NEWS

Larangan Ekspor CPO Berlaku, Harga TBS Di Tingkat Petani Merosot

Petani sawit sulit jual hasil panen karena harga TBS turun.

Larangan Ekspor CPO Berlaku, Harga TBS Di Tingkat Petani MerosotPekerja menimbang buah kelapa sawit di salah satu tempat pengepul kelapa sawit di Jalan Mahir Mahar, Palangka Raya, Kalimantan Tengah, Selasa (26/4/2022). ANTARA FOTO/Makna Zaezar/aww.
by
29 April 2022
Follow Fortune Indonesia untuk mendapatkan informasi terkini. Klik untuk follow WhatsApp Channel & Google News

Jakarta, FORTUNE - Pemerintah Indonesia resmi melarang ekspor produk sawit mulai Kamis (28/4). Ketua Umum Serikat Petani Indonesia (SPI) Henry Saragih menyampaikan dampaknya sangat memprihatinkan bagi petani di seluruh Indonesia.

Dia mengatakan para petani sulit menjual hasil panen kelapa sawitnya karena harganya turun drastis. “Ada yang tidak bisa dijual karena pengepul tidak mau membeli. Perubahan harga juga cepat berubah pada pengepul. Pada pagi hari Rp1.500, tengah hari Rp1.000, dan sore hari ada petani yang terpaksa membawa pulang kembali TBS-nya karena sudah tidak laku. Tidak ada pembeli," ujarnya dalam pernyataannya, Jumat (29/4).

Di Riau, kata Henry, harga Tandan Buah Segar (TBS) petani hanya Rp1.500-Rp1.600 per kilogram. Di Batanghari, Jambi, TBS sawit masih laku Rp1.000-Rp1.500 per kilogram. Bahkan ada pula harga TBS yang dibeli kurang dari Rp1.000 per kilogram.

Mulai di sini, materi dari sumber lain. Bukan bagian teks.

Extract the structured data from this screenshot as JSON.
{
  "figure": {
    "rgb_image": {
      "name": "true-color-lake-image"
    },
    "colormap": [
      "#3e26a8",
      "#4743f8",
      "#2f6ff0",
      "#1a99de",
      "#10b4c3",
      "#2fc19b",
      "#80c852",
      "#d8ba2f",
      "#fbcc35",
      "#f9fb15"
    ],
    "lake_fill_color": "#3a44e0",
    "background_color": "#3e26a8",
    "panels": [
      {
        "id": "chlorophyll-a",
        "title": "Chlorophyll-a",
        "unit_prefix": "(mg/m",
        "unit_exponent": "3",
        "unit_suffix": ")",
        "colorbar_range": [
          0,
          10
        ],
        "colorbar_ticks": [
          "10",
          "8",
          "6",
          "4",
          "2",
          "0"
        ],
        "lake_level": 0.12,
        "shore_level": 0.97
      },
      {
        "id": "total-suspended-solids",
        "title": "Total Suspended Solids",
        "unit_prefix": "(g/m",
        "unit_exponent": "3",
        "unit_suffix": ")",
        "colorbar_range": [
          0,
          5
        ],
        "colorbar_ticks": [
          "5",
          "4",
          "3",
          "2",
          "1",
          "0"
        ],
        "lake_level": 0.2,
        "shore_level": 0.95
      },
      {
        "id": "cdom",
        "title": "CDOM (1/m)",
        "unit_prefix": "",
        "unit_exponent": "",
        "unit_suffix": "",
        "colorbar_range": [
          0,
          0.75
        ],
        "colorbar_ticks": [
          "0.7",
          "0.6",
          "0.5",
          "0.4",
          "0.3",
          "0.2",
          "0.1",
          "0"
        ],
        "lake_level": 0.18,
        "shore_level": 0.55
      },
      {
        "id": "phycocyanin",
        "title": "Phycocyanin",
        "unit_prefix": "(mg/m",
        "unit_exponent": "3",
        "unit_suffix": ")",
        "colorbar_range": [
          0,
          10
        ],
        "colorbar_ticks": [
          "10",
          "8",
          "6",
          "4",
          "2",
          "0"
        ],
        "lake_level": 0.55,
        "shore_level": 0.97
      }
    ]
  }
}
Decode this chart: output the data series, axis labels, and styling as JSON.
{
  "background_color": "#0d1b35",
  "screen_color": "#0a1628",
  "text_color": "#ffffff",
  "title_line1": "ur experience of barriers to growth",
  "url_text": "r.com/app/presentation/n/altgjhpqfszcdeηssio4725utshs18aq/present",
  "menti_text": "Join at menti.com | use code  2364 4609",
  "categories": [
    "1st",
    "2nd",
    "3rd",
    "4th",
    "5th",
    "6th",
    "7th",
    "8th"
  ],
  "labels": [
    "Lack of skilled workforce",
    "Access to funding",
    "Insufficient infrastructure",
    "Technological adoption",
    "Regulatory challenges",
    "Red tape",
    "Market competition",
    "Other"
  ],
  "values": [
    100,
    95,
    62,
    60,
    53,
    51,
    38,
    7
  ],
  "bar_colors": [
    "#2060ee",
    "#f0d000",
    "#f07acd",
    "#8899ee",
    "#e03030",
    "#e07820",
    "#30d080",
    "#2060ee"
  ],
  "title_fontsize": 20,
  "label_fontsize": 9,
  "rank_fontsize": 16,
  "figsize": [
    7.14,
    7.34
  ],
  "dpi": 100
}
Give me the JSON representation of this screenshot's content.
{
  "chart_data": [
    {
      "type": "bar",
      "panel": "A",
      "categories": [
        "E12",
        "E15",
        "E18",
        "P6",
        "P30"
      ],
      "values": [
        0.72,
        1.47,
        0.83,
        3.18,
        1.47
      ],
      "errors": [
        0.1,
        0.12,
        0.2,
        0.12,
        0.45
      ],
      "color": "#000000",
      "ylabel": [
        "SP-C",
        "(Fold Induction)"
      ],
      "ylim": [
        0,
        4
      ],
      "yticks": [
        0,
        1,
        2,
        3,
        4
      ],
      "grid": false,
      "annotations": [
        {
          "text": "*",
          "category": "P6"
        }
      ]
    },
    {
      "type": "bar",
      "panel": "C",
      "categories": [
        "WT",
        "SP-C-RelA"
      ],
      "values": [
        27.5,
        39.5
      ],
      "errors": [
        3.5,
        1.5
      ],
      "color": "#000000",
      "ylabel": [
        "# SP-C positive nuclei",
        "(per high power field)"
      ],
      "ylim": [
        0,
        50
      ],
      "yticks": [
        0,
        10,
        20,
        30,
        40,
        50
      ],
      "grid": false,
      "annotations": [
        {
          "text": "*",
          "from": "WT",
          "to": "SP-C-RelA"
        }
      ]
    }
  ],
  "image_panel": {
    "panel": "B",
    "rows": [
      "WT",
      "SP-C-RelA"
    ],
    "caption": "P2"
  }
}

Henry menegaskan, pengusaha, korporasi sawit tidak patuh terhadap peraturan yang dikeluarkan oleh pemerintah mengenai standar pembelian TBS dari petani.

Petani mengeluh

M. Yunus Nasution, petani sawit anggota SPI di Padang Lawas, Sumatera Utara, mengamini kondisi tersebut. Berdasarkan perhitungannya, jika TBS sawit dihargai Rp1.500-Rp1.700 per kilogram—seperti dilaporkan petani SPI Jambi dan SPI Riau—biaya produksi tidak tertutupi. Artinya, petani merugi.

"Terlebih harga pupuk naik. Biaya produksi petani ikut meninggi. Di Padang Lawas untuk hari ini, harga TBS justru kembali turun, dari Rp.2.140 per kilogram menjadi Rp.1.990 per kilogram," ujarnya.

Menurutnya, harga TBS harus dilindungi sesuai Peraturan Menteri Pertanian Nomor (Permentan) Nomor 1 tahun 2018 dengan mempertimbangkan antisipasi terhadap perubahan harga input produksi yang ekstrim.

"Karena saat ini banyak PKS yang membeli TBS di bawah ketentuan yang telah diputuskan gubernur. Hal ini jelas menjadi bukti pelanggaran," katanya.

Pengusaha harus bayar sesuai harga

Sementara itu, Henry kembali meminta kepada para pengusaha kelapa sawit untuk membayar harga TBS sesuai dengan yang diberlakukan tiap-tiap daerah. Misalnya kalau kemarin petani jual TBS harga Rp1.500 dan harga ketetapan di daerah Rp3.000, maka para pengusaha harus bayar kembali Rp1.500 selisihnya.

"Jika pengusaha tidak bisa, tidak mau, harus diberikan sanksi sesuai dengan Permentan No.1/2018, yang merujuk pada UU Nomor 19 tahun 2013 tentang Perlindungan dan pemberdayaan Petani (Perlintan) dan kebijakan lainnya yang melindungi harga produksi petani," ujar Henry.